I feel very lucky to have been raised in an amazing, supportive, liberal, open-minded congregation in Cohasset.  Now, as an adult, I truly appreciate having rediscovered UUism as an adult, here at the UUFHC.   No matter one’s individual beliefs or backgrounds, whether he or she was raised Jewish, Catholic, Protestant, Muslim, Hindu, or atheistic, all religious journeys are welcomed by our faith.  While this can make our religion a difficult one to define, the diversity of UUism makes it richer and gives us great potential for affecting change in the world. 

In Our Chosen Faith:  An Introduction to Unitarian Universalism, UU leader Wallace W. Robbins is quoted as writing:
Ours is a church of reason-- not because the mind is free of errors, but because the dialogue of mind with mind, and mind with itself, refines religious thought.
Ours is a church of moral work-- not because we think morality is a sufficient religion, but because we know no better way of showing our gratitude to God, and our confidence in one another.
Ours is a church of conscience-- not because we hold that conscience is infallible, but because it is the meeting place of God and the human spirit.
Ours is a non-creedal church-- not because we have no beliefs, but because we will not be restrained in our beliefs.

Often, I have described UUism by what we are not.  We don’t have dogmatic beliefs, we don’t have requirements for membership, like specific rites, rituals, heritage, etc.  However, it can be useful to consider what UUism is and what it provides to us as members of this community.  For me, it provides a sense of identity and fellowship, and an opportunity to consider my impact on the world around me.   

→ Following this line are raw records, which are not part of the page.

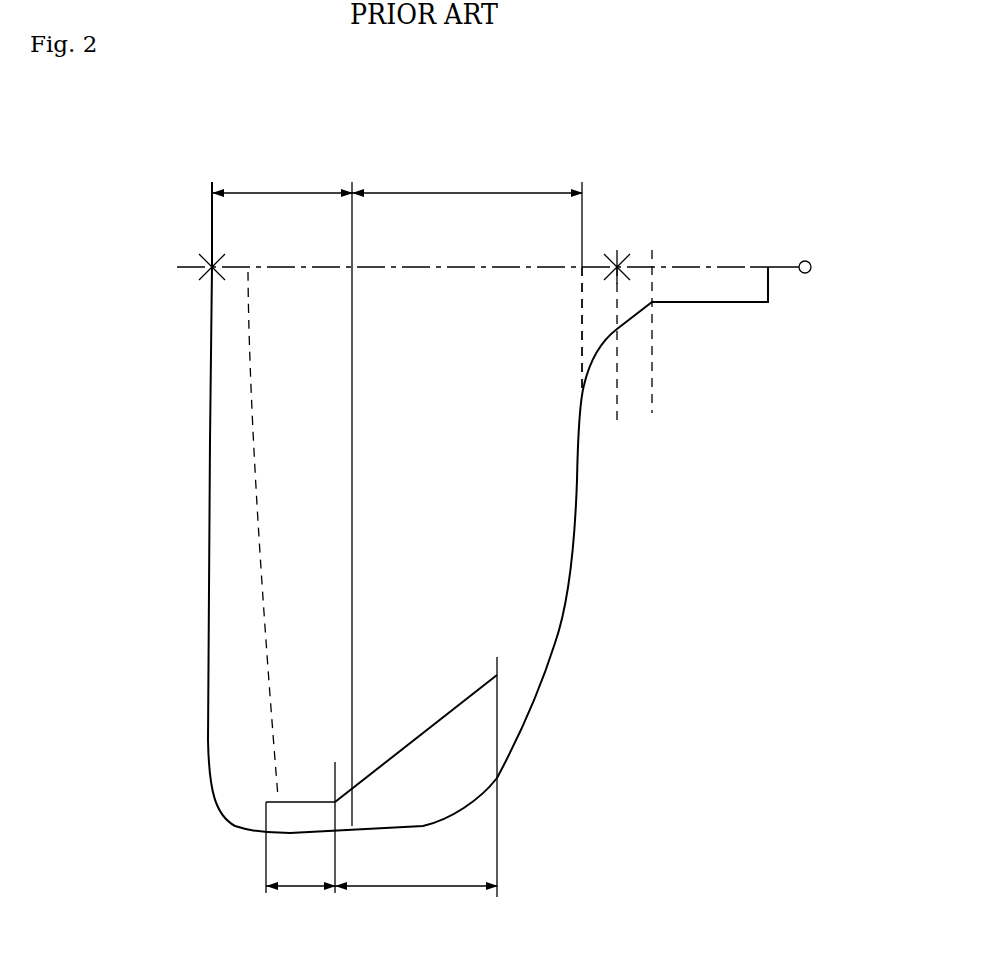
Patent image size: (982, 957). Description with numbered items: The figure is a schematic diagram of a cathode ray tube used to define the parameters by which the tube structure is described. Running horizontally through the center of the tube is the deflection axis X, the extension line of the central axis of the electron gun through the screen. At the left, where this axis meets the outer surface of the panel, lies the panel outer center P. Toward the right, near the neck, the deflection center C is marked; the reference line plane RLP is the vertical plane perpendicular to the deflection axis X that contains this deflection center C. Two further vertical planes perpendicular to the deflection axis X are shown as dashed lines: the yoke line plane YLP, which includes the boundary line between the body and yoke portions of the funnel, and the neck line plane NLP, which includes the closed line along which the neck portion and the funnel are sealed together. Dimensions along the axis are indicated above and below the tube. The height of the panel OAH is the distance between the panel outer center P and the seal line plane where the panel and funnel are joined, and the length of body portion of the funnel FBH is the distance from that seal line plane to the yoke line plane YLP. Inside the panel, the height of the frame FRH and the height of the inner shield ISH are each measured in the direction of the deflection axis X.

The panel outer center P is at (200, 278).
The deflection center C is at (624, 258).
The deflection axis X is at (805, 278).
The height of the panel OAH is at (282, 174).
The length of body portion of the funnel FBH is at (467, 273).
The height of the frame FRH is at (300, 908).
The height of the inner shield ISH is at (416, 908).
The yoke line plane YLP is at (580, 393).
The reference line plane RLP is at (617, 420).
The neck line plane NLP is at (652, 420).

Now, instead of identifying myself as “half-Jewish, half-Catholic,” I proudly identify as 100% Unitarian Universalist.  Just as the title of the book I referred to indicates, I feel now that I have truly chosen UUism as my faith, and feel proud of this community.  As a UU, my years of feeling incomplete, or not enough to fit into any religion have been replaced by an understanding and appreciation for the challenges, for the uncertain journey, for the freedom to question and reinvent oneself that is part of Unitarian Universalism.